Self-expression is also a huge part of London Fashion Week and fashion in general. With famous high-street brands including ASOS, H&M and Topshop regularly advertising about the importance of self-expression and individualism.
Yet true self-expression and the ability to assert ones’ own personality comes when we have variety, choice, inspiration; it’s about finding your voice and having the confidence to let your perspective shine. But in an industry full of barriers, disabled consumers are resolutely shut out and denied the chance to adequately participate and express themselves, let alone get the chance to guide creative development and trends.
We need mainstream brands to work with disabled specialists, and we need high end designers to embrace the opportunities presented with their bespoke clothing.
We are beginning to see how these changes can be made, with the start of a movement to make fashion more inclusive – and the societal impact this has.
This year we saw Aaron Philip, originally the first black, transgender and physically disabled model to be signed to a major agency become the face of the Moschino’s AW20 campaign.

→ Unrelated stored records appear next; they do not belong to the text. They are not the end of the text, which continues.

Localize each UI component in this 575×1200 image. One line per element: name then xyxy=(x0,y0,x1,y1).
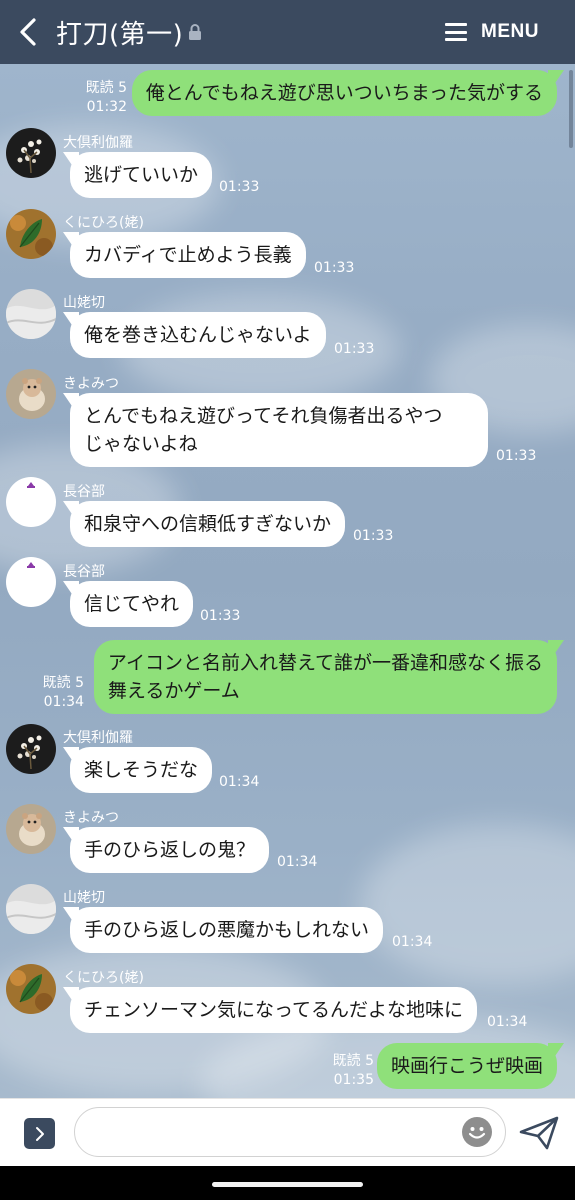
message-time: 01:33 xyxy=(334,341,375,357)
sender-name: 大倶利伽羅 xyxy=(63,135,133,151)
message-time: 01:33 xyxy=(200,608,241,624)
avatar[interactable] xyxy=(6,289,56,339)
avatar[interactable] xyxy=(6,724,56,774)
menu-button[interactable]: MENU xyxy=(445,0,539,64)
message-time: 01:33 xyxy=(314,260,355,276)
incoming-message[interactable]: チェンソーマン気になってるんだよな地味に xyxy=(70,987,478,1033)
incoming-message[interactable]: 信じてやれ xyxy=(70,581,194,627)
sender-name: 山姥切 xyxy=(63,890,105,906)
scrollbar-thumb[interactable] xyxy=(569,70,573,148)
message-time: 01:34 xyxy=(219,774,260,790)
message-time: 01:34 xyxy=(392,934,433,950)
hamburger-icon xyxy=(445,23,468,41)
message-time: 01:33 xyxy=(219,179,260,195)
avatar[interactable] xyxy=(6,128,56,178)
avatar[interactable] xyxy=(6,884,56,934)
incoming-message[interactable]: とんでもねえ遊びってそれ負傷者出るやつ じゃないよね xyxy=(70,393,488,467)
message-time: 01:33 xyxy=(353,528,394,544)
sender-name: きよみつ xyxy=(63,376,119,392)
sender-name: 山姥切 xyxy=(63,295,105,311)
paper-plane-icon xyxy=(519,1116,559,1150)
avatar[interactable] xyxy=(6,369,56,419)
message-time: 01:34 xyxy=(277,854,318,870)
expand-menu-button[interactable] xyxy=(24,1118,55,1149)
system-nav-bar xyxy=(0,1166,575,1200)
chevron-right-icon xyxy=(35,1126,44,1141)
incoming-message[interactable]: 楽しそうだな xyxy=(70,747,213,793)
outgoing-message[interactable]: アイコンと名前入れ替えて誰が一番違和感なく振る 舞えるかゲーム xyxy=(93,640,557,714)
avatar[interactable] xyxy=(6,804,56,854)
message-time: 01:33 xyxy=(496,448,537,464)
lock-icon xyxy=(187,23,203,41)
chat-title[interactable]: 打刀(第一) xyxy=(56,14,183,51)
message-input[interactable] xyxy=(74,1107,506,1157)
emoji-button[interactable] xyxy=(462,1117,492,1147)
incoming-message[interactable]: 手のひら返しの鬼？ xyxy=(70,827,270,873)
avatar[interactable] xyxy=(6,964,56,1014)
outgoing-message[interactable]: 映画行こうぜ映画 xyxy=(376,1043,557,1089)
message-input-bar xyxy=(0,1098,575,1166)
incoming-message[interactable]: カバディで止めよう長義 xyxy=(70,232,306,278)
outgoing-message[interactable]: 俺とんでもねえ遊び思いついちまった気がする xyxy=(131,70,557,116)
sender-name: 長谷部 xyxy=(63,484,105,500)
chevron-left-icon xyxy=(20,18,36,46)
sender-name: 大倶利伽羅 xyxy=(63,730,133,746)
message-time: 01:34 xyxy=(487,1014,528,1030)
incoming-message[interactable]: 手のひら返しの悪魔かもしれない xyxy=(70,907,384,953)
smiley-icon xyxy=(463,1118,491,1146)
send-button[interactable] xyxy=(518,1115,560,1151)
sender-name: きよみつ xyxy=(63,810,119,826)
sender-name: くにひろ(姥) xyxy=(63,215,144,231)
read-receipt: 既読 5 01:32 xyxy=(85,80,127,115)
avatar[interactable] xyxy=(6,557,56,607)
sender-name: 長谷部 xyxy=(63,564,105,580)
menu-label: MENU xyxy=(481,21,539,42)
read-receipt: 既読 5 01:35 xyxy=(332,1053,374,1088)
sender-name: くにひろ(姥) xyxy=(63,970,144,986)
incoming-message[interactable]: 和泉守への信頼低すぎないか xyxy=(70,501,346,547)
back-button[interactable] xyxy=(0,0,56,64)
chat-header: 打刀(第一) MENU xyxy=(0,0,575,64)
incoming-message[interactable]: 俺を巻き込むんじゃないよ xyxy=(70,312,326,358)
read-receipt: 既読 5 01:34 xyxy=(42,675,84,710)
avatar[interactable] xyxy=(6,209,56,259)
incoming-message[interactable]: 逃げていいか xyxy=(70,152,213,198)
home-indicator[interactable] xyxy=(212,1182,363,1187)
chat-message-list[interactable]: 既読 5 01:32 俺とんでもねえ遊び思いついちまった気がする 大倶利伽羅 逃げ… xyxy=(0,64,575,1098)
avatar[interactable] xyxy=(6,477,56,527)
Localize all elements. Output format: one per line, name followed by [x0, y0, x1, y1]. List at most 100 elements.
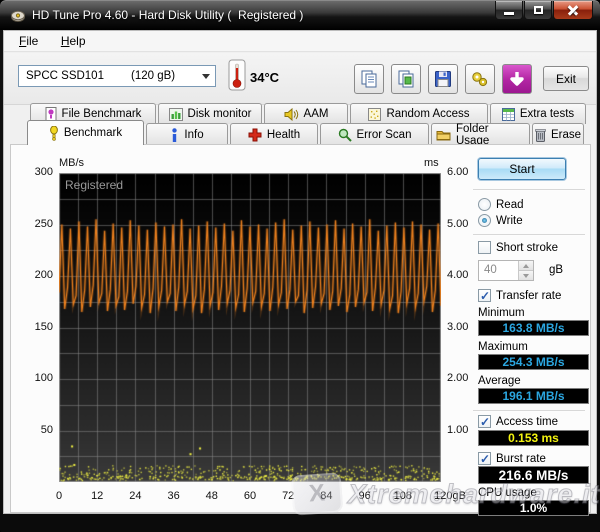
short-stroke-unit: gB: [549, 264, 563, 276]
spinner-up-button[interactable]: [518, 261, 533, 270]
read-radio-row[interactable]: Read: [478, 198, 524, 211]
tab-label: Erase: [551, 129, 581, 141]
options-button[interactable]: [465, 64, 495, 94]
short-stroke-row[interactable]: Short stroke: [478, 241, 558, 254]
y-right-axis-label: ms: [424, 157, 439, 169]
cpu-usage-label: CPU usage: [478, 487, 537, 499]
transfer-rate-checkbox[interactable]: [478, 289, 491, 302]
benchmark-page: MB/s ms Registered 300250200150100506.00…: [10, 144, 591, 513]
tab-aam[interactable]: AAM: [264, 103, 348, 124]
gears-icon: [470, 69, 490, 89]
maximize-icon: [534, 6, 543, 14]
spinner-down-button[interactable]: [518, 270, 533, 280]
burst-rate-checkbox[interactable]: [478, 452, 491, 465]
y-right-tick: 3.00: [447, 321, 468, 333]
exit-label: Exit: [556, 72, 576, 86]
y-left-tick: 200: [11, 269, 53, 281]
start-label: Start: [509, 162, 534, 176]
access-time-label: Access time: [496, 416, 558, 428]
minimize-button[interactable]: [495, 1, 523, 20]
minimum-value-box: 163.8 MB/s: [478, 320, 589, 336]
tab-label: Extra tests: [520, 108, 574, 120]
y-right-tick: 6.00: [447, 166, 468, 178]
average-value-box: 196.1 MB/s: [478, 388, 589, 404]
magnifier-icon: [338, 128, 352, 142]
tab-health[interactable]: Health: [230, 123, 318, 145]
drive-capacity: (120 gB): [131, 70, 175, 82]
y-left-tick: 50: [11, 424, 53, 436]
arrow-down-icon: [523, 274, 529, 278]
menu-bar: File Help: [4, 31, 596, 52]
y-right-tick: 5.00: [447, 218, 468, 230]
read-radio[interactable]: [478, 198, 491, 211]
registered-watermark: Registered: [65, 178, 123, 192]
menu-file[interactable]: File: [10, 31, 47, 51]
start-button[interactable]: Start: [478, 158, 566, 180]
tab-disk-monitor[interactable]: Disk monitor: [158, 103, 262, 124]
cpu-usage-value: 1.0%: [520, 501, 547, 515]
download-arrow-icon: [507, 69, 527, 89]
copy-text-icon: [359, 69, 379, 89]
tab-info[interactable]: Info: [146, 123, 228, 145]
minimize-icon: [504, 12, 514, 15]
transfer-rate-row[interactable]: Transfer rate: [478, 289, 561, 302]
cpu-usage-value-box: 1.0%: [478, 500, 589, 516]
save-button[interactable]: [428, 64, 458, 94]
write-radio[interactable]: [478, 214, 491, 227]
write-radio-row[interactable]: Write: [478, 214, 523, 227]
y-right-tick: 1.00: [447, 424, 468, 436]
toolbar: SPCC SSD101 (120 gB) 34°C: [4, 53, 596, 105]
tab-folder-usage[interactable]: Folder Usage: [431, 123, 530, 145]
speaker-icon: [284, 108, 299, 121]
access-time-row[interactable]: Access time: [478, 415, 558, 428]
burst-rate-row[interactable]: Burst rate: [478, 452, 546, 465]
save-icon: [433, 69, 453, 89]
minimum-value: 163.8 MB/s: [502, 321, 564, 335]
menu-help[interactable]: Help: [52, 31, 95, 51]
tab-benchmark[interactable]: Benchmark: [27, 120, 144, 145]
short-stroke-spinner[interactable]: 40: [478, 260, 534, 281]
app-window: HD Tune Pro 4.60 - Hard Disk Utility ( R…: [0, 0, 600, 532]
info-icon: [170, 128, 179, 142]
copy-text-button[interactable]: [354, 64, 384, 94]
drive-select-combo[interactable]: SPCC SSD101 (120 gB): [18, 65, 216, 87]
copy-image-button[interactable]: [391, 64, 421, 94]
average-label: Average: [478, 375, 521, 387]
exit-button[interactable]: Exit: [543, 66, 589, 91]
x-axis-tick: 120gB: [428, 490, 472, 502]
tab-erase[interactable]: Erase: [532, 123, 584, 145]
maximum-label: Maximum: [478, 341, 528, 353]
y-right-tick: 2.00: [447, 372, 468, 384]
extra-tests-icon: [502, 108, 515, 121]
y-left-tick: 150: [11, 321, 53, 333]
y-left-axis-label: MB/s: [59, 157, 84, 169]
close-button[interactable]: [553, 1, 593, 20]
tab-label: Health: [267, 129, 300, 141]
y-left-tick: 100: [11, 372, 53, 384]
thermometer-icon: [228, 59, 246, 91]
health-cross-icon: [248, 128, 262, 142]
disk-monitor-icon: [169, 108, 183, 121]
maximize-button[interactable]: [524, 1, 552, 20]
tab-label: Error Scan: [357, 129, 412, 141]
tab-label: Disk monitor: [188, 108, 252, 120]
maximum-value-box: 254.3 MB/s: [478, 354, 589, 370]
temperature-readout: 34°C: [250, 70, 279, 85]
short-stroke-label: Short stroke: [496, 242, 558, 254]
access-time-value: 0.153 ms: [508, 431, 559, 445]
file-benchmark-icon: [45, 107, 57, 121]
tab-label: AAM: [304, 108, 329, 120]
tab-error-scan[interactable]: Error Scan: [320, 123, 429, 145]
chevron-down-icon: [202, 74, 210, 79]
read-label: Read: [496, 199, 524, 211]
tab-random-access[interactable]: Random Access: [350, 103, 488, 124]
transfer-rate-label: Transfer rate: [496, 290, 561, 302]
tab-extra-tests[interactable]: Extra tests: [490, 103, 586, 124]
burst-rate-value-box: 216.6 MB/s: [478, 466, 589, 484]
benchmark-icon: [49, 126, 59, 141]
download-update-button[interactable]: [502, 64, 532, 94]
access-time-checkbox[interactable]: [478, 415, 491, 428]
short-stroke-checkbox[interactable]: [478, 241, 491, 254]
close-icon: [567, 4, 579, 16]
copy-image-icon: [396, 69, 416, 89]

The model described this opportunity as “such a big deal being a physically disabled person in a campaign like this”.
Selma Blair highlighted the importance of representation from the celebrity world by proudly walking down the red carpet with a cane following her multiple sclerosis diagnosis. British Vogue’s Edward Enniful has shown us the power of inclusion. He recently remarked on the importance in “showing the world as this incredibly rich, cultured place” wanting to ensure every woman would be able to find their place in Vogue.
And the financial incentives are also there. The global market for clothing geared towards physically disabled consumers is expected to grow from $278.9 billion in 2017 to $400 billion by 2026, according to Coherent Market Insights.

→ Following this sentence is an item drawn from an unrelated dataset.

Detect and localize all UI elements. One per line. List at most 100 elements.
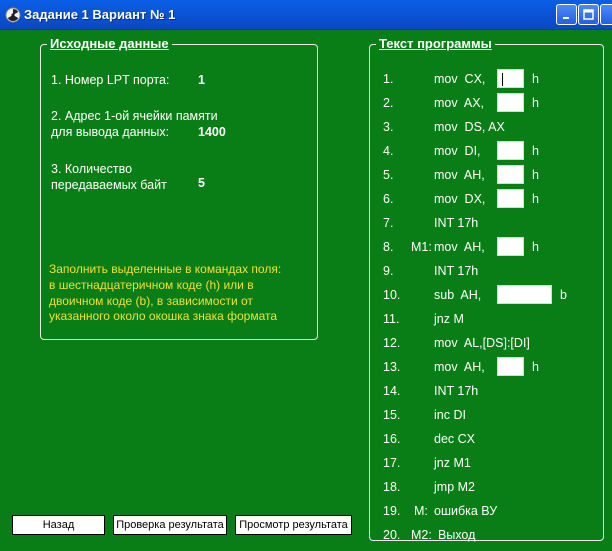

We are seeing brands make significant changes to ensure their clothes are more inclusive. Tommy Hilfiger made a splash in 2016 with an adaptive line which includes jeans which allow for prostheses and sundresses which use Velcro and clothes made to be comfortable to those in a wheelchair. Zappos have also released an adaptive clothing line. Including adaptive underwear, clothing in all sizes and easy slip on and off sandals.
Some fashion brands have highlighted disability through their advertorial campaigns. Calvin Klein launched a campaign in May 2020 #ProudInMyCalvins which is focussed on diversity with their models, one of these, Chella Man, identifies as being deaf and speaks openly about this in a video series they ran. Kurt Geiger have also recently launched a campaign with model Benadette Hagans who has one amputated leg.
Designers and brands can increase their market size by 20% if they think about this inclusive design and associated campaigns associated with their brands.
Although this is a promising start it is very much only a start. There are many areas in which inclusive design is simply not considered. Workwear for example is an area which is significantly underrepresented in inclusive design. In the UK, it was reported that 3.9 million people who identify as being disabled were in work this year – yet there are not the clothes to cater for them. People with disabilities are more than capable of working, so why isn’t the industry capable of catering to this need?
The world is slowly waking up to the huge market potential disabled consumers offer. We are no longer living in a world where 1 in 5 people can be ignored – the economic cost and spending potential speak for themselves. We are seeing global shifts in sport, business and the arts – fashion cannot afford to fall behind.
As Aaron Philip said at the announcement of the Moschino campaign “this is the start for more real space for us”. We need the fashion industry to step up and provide the visibility needed for true inclusion. What is seen we speak about and what is invisible we ignore.